While I like to think of myself as a reasonably competent Python coder, one aspect of the language I've never been able to grok is decorators.

I know what they are (superficially), I've read tutorials, examples, questions on Stack Overflow, and I understand the syntax, can write my own, occasionally use @classmethod and @staticmethod, but it never occurs to me to use a decorator to solve a problem in my own Python code.

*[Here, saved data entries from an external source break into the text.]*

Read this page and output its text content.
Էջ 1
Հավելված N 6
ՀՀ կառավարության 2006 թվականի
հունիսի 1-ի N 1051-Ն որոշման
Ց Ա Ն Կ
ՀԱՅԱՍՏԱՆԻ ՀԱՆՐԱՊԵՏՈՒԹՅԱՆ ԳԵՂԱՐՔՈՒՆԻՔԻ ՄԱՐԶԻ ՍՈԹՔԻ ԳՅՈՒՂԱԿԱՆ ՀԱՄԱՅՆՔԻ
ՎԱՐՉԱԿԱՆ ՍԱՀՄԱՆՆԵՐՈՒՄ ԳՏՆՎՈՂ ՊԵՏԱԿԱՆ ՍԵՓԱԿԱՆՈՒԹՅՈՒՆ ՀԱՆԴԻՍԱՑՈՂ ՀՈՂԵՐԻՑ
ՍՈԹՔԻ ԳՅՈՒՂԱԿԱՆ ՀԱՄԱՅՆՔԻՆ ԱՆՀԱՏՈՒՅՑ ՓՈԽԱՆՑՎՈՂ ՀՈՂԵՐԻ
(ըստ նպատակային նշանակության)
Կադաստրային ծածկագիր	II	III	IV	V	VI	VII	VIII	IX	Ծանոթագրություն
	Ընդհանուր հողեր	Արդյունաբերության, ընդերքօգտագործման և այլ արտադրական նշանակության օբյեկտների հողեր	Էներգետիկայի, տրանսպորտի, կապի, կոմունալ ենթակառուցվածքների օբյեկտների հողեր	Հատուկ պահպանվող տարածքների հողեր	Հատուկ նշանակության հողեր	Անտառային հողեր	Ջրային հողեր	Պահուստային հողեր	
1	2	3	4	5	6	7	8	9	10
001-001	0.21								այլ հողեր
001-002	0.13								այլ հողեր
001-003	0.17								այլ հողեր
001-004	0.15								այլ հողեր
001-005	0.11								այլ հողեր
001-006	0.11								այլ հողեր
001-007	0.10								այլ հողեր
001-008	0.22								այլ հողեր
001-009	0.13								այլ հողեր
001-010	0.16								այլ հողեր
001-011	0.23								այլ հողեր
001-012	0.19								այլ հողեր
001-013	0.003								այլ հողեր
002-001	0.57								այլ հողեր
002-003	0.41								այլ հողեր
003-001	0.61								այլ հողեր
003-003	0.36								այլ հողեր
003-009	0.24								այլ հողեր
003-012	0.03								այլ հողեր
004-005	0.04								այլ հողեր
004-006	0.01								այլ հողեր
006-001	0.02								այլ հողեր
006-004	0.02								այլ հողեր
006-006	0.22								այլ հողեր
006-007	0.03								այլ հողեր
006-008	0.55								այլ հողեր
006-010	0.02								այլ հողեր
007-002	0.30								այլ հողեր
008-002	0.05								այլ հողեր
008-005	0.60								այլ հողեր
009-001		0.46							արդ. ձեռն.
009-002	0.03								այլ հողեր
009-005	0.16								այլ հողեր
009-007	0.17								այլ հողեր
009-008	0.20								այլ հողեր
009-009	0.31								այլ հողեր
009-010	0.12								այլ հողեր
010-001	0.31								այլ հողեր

I never encounter a problem where I think, "Hmm...this looks like a job for a decorator!"

So, I'm wondering if you guys might offer some examples of where you've used decorators in your own programs, and hopefully I'll have an "A-ha!" moment and get them.


Solution 1:

I use decorators mainly for timing purposes

def time_dec(func):

  def wrapper(*arg):
      t = time.clock()
      res = func(*arg)
      print func.func_name, time.clock()-t
      return res

  return wrapper


@time_dec
def myFunction(n):
    ...

Solution 2:

I've used them for synchronization.

import functools

def synchronized(lock):
    """ Synchronization decorator """
    def wrap(f):
        @functools.wraps(f)
        def newFunction(*args, **kw):
            lock.acquire()
            try:
                return f(*args, **kw)
            finally:
                lock.release()
        return newFunction
    return wrap

As pointed out in the comments, since Python 2.5 you can use a with statement in conjunction with a threading.Lock (or multiprocessing.Lock since version 2.6) object to simplify the decorator's implementation to just:

import functools

def synchronized(lock):
    """ Synchronization decorator """
    def wrap(f):
        @functools.wraps(f)
        def newFunction(*args, **kw):
            with lock:
                return f(*args, **kw)
        return newFunction
    return wrap

Regardless, you then use it like this:

import threading
lock = threading.Lock()

@synchronized(lock)
def do_something():
  # etc

@synchronzied(lock)
def do_something_else():
  # etc

Basically it just puts lock.acquire() / lock.release() on either side of the function call.